Selain itu, format video pendek memungkinkan TikTok untuk mempelajari preferensi pengguna dengan jauh lebih cepat, kata Jason Fung, mantan kepala divisi game TikTok.

"Karena video-video tersebut berdurasi pendek dan berukuran kecil, Anda dapat mengumpulkan data tentang preferensi pengguna jauh lebih cepat daripada di YouTube, di mana rata-rata durasi video kurang dari 10 menit," ujarnya. "Bayangkan Anda mengumpulkan data tentang pengguna rata-rata setiap 10 menit dibandingkan setiap beberapa detik."

Dengan memposisikan TikTok sebagai aplikasi yang dibangun untuk perangkat seluler sejak awal, TikTok memiliki keunggulan dibandingkan platform pesaing yang harus menyesuaikan antarmuka mereka dari desktop ke seluler. Selain itu, memasuki pasar video pendek lebih awal memberi TikTok keunggulan signifikan di tahap awal. Instagram baru meluncurkan Reels pada tahun 2020, dan YouTube memperkenalkan Shorts pada tahun 2021. Oleh karena itu, keduanya tertinggal jauh di belakang TikTok dalam hal data dan pengalaman pengembangan produk.

Jelajahi kontennya

TikTok juga sering menyarankan konten yang berada di luar minat pengguna, sesuatu yang telah berulang kali dinyatakan oleh pimpinan perusahaan sebagai hal yang diperlukan untuk pengalaman pengguna TikTok.

Sebuah studi yang diterbitkan bulan lalu oleh para peneliti dari AS dan Jerman menunjukkan bahwa algoritma TikTok "memanfaatkan preferensi pengguna dalam 30% hingga 50% video yang disarankan" setelah memeriksa data dari 347 pengguna TikTok dan 5 bot otomatis.
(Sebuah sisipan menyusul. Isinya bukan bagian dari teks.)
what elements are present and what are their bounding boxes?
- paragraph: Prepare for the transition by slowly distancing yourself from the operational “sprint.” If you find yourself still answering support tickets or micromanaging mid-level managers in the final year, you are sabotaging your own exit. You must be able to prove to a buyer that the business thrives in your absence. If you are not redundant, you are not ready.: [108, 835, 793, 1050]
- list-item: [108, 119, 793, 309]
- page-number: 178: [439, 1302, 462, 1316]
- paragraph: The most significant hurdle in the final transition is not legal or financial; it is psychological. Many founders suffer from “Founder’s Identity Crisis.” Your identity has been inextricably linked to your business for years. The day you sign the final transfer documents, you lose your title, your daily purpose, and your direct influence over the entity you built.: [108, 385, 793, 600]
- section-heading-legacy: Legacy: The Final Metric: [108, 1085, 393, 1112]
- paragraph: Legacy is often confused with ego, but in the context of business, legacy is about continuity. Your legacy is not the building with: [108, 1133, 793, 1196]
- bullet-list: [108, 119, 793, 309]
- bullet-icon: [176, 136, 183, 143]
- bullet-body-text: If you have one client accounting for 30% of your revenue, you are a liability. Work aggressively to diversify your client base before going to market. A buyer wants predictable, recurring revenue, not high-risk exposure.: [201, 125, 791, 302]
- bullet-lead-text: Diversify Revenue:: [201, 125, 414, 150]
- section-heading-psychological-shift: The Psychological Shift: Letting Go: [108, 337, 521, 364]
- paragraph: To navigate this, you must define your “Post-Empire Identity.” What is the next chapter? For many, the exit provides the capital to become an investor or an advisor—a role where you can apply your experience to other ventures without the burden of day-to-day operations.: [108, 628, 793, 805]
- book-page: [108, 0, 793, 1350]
"Temuan ini menunjukkan bahwa algoritma TikTok memilih untuk merekomendasikan sejumlah besar video penemuan agar dapat lebih memahami preferensi pengguna atau memaksimalkan retensi pengguna dengan menyarankan lebih banyak video di luar minat mereka (yang diketahui)," tulis para peneliti dalam studi berjudul "TikTok and the Art of Personalization."

Kumpulkan orang-orang ke dalam kelompok-kelompok.
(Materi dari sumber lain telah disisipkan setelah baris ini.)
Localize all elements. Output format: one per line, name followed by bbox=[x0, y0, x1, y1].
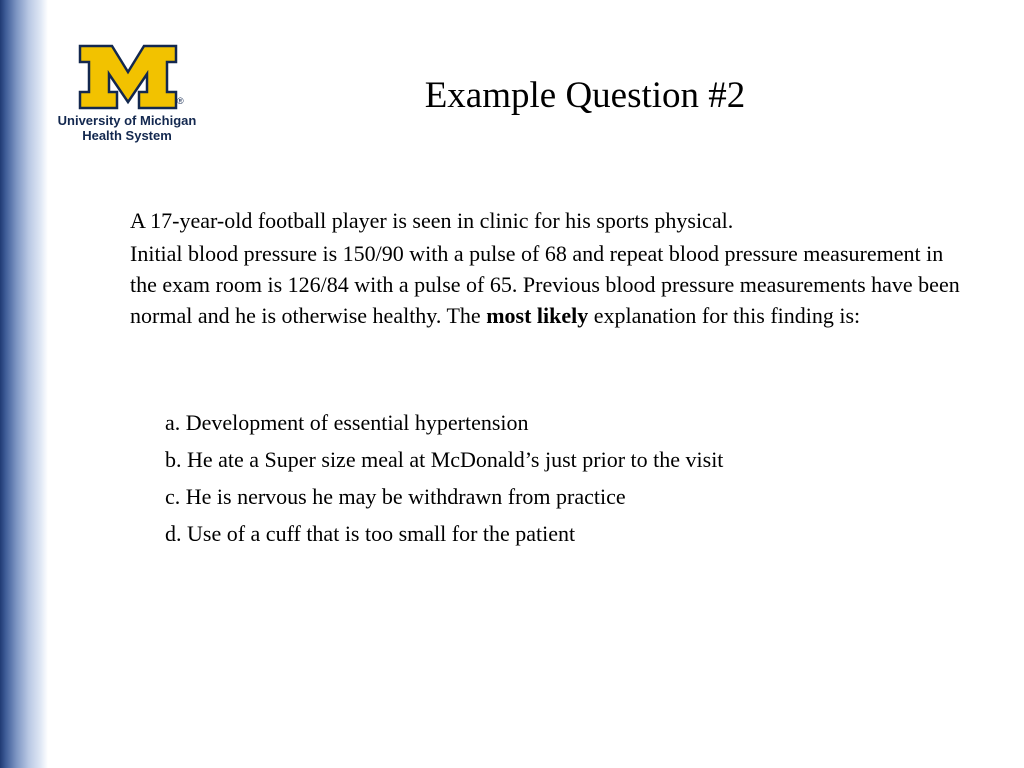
question-body-start: Initial blood pressure is 150/90 with a pulse of 68 and repeat blood pressure measurement in the exam room is 126/84 with a pulse of 65. Previous blood pressure measurements have been normal and he is otherwise healthy. The bbox=[130, 241, 960, 328]
logo-text-line1: University of Michigan bbox=[57, 113, 197, 128]
option-a: a. Development of essential hypertension bbox=[165, 410, 529, 435]
question-text bbox=[130, 205, 960, 331]
block-m-icon bbox=[78, 44, 178, 112]
question-body bbox=[130, 238, 960, 331]
option-b: b. He ate a Super size meal at McDonald’s just prior to the visit bbox=[165, 447, 724, 472]
registered-mark: ® bbox=[177, 96, 184, 106]
side-gradient-bar bbox=[0, 0, 48, 768]
university-logo bbox=[52, 44, 202, 148]
option-c: c. He is nervous he may be withdrawn from practice bbox=[165, 484, 626, 509]
question-line-1: A 17-year-old football player is seen in clinic for his sports physical. bbox=[130, 208, 734, 233]
slide-title: Example Question #2 bbox=[424, 75, 746, 116]
logo-text-line2: Health System bbox=[82, 128, 172, 143]
answer-options bbox=[165, 404, 965, 552]
question-body-end: explanation for this finding is: bbox=[588, 303, 861, 328]
option-d: d. Use of a cuff that is too small for the patient bbox=[165, 521, 576, 546]
emphasized-phrase: most likely bbox=[486, 303, 589, 328]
Ari Lightman, seorang profesor di Universitas Carnegie Mellon, menunjukkan taktik efektif lain yang digunakan TikTok: mendorong pengguna untuk membentuk grup publik melalui tagar. Dengan cara ini, TikTok dapat mempelajari perilaku, minat, afiliasi, dan ideologi pengguna dengan lebih efektif.
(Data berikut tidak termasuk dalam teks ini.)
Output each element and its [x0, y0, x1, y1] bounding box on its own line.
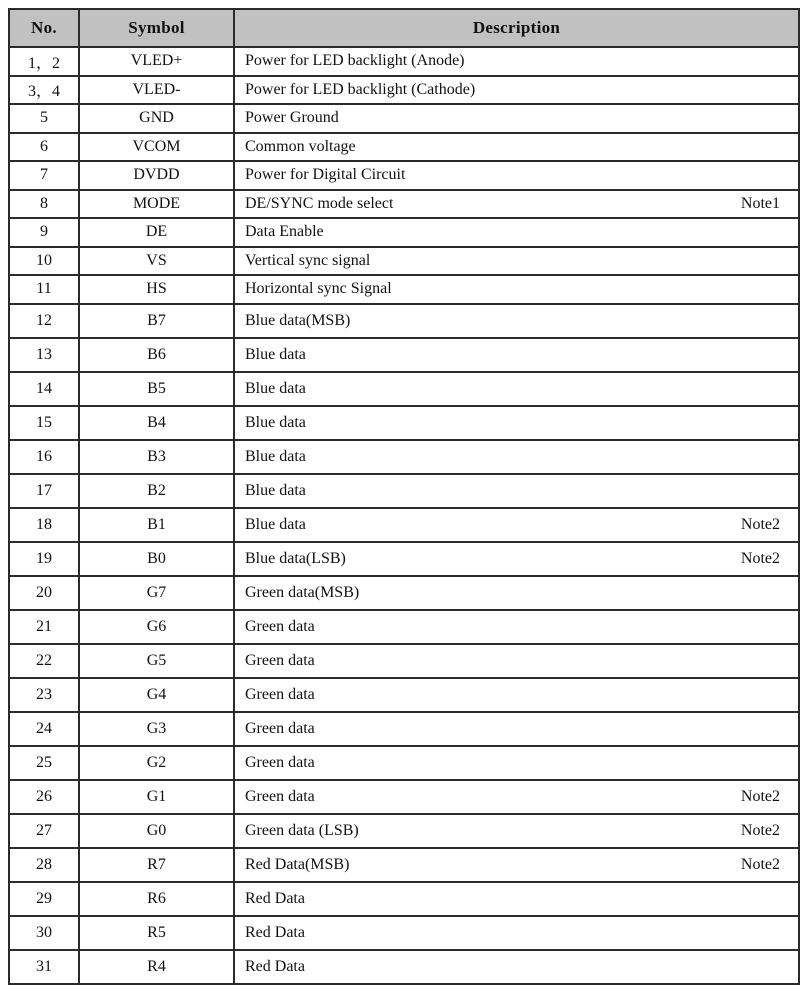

Jika TikTok akhirnya dilarang di AS, menurut Lightman, meskipun raksasa teknologi Amerika tentu mampu meniru TikTok dengan produk mereka sendiri, meniru budaya pengguna TikTok adalah tugas yang menakutkan.

Keunggulan China

Algoritma rekomendasi TikTok sebagian besar berasal dari Douyin, sebuah aplikasi yang diluncurkan pada tahun 2016. Meskipun ByteDance sering menekankan bahwa TikTok dan Douyin adalah aplikasi yang terpisah, sebuah sumber Reuters mengatakan bahwa kedua algoritma tersebut tetap serupa hingga saat ini.

Sebagai imbalannya, AI Douyin didukung oleh pemanfaatan tenaga kerja murah di Tiongkok oleh ByteDance. Perusahaan induk TikTok mempekerjakan banyak orang untuk memberi tag secara cermat pada semua konten dan pengguna di platform tersebut.

Yikai Li, seorang manajer di agensi periklanan Nativex dan mantan eksekutif di ByteDance, mengatakan: "Sekitar tahun 2018 dan 2019, Douyin berupaya untuk menandai setiap pengguna. Mereka akan menandai setiap video secara manual, kemudian mereka akan menandai pengguna berdasarkan video yang telah mereka tonton." Taktik ini juga diterapkan pada TikTok.

Meskipun mempekerjakan orang untuk memberi label pada data adalah aktivitas umum dan penting bagi perusahaan AI saat ini, ByteDance telah mengadopsi strategi ini sejak awal. Menurut Li, klasifikasi label membutuhkan banyak tenaga kerja, sehingga memberikan keuntungan bagi perusahaan Tiongkok karena tenaga kerja mereka yang melimpah dan lebih murah dibandingkan dengan Amerika Utara.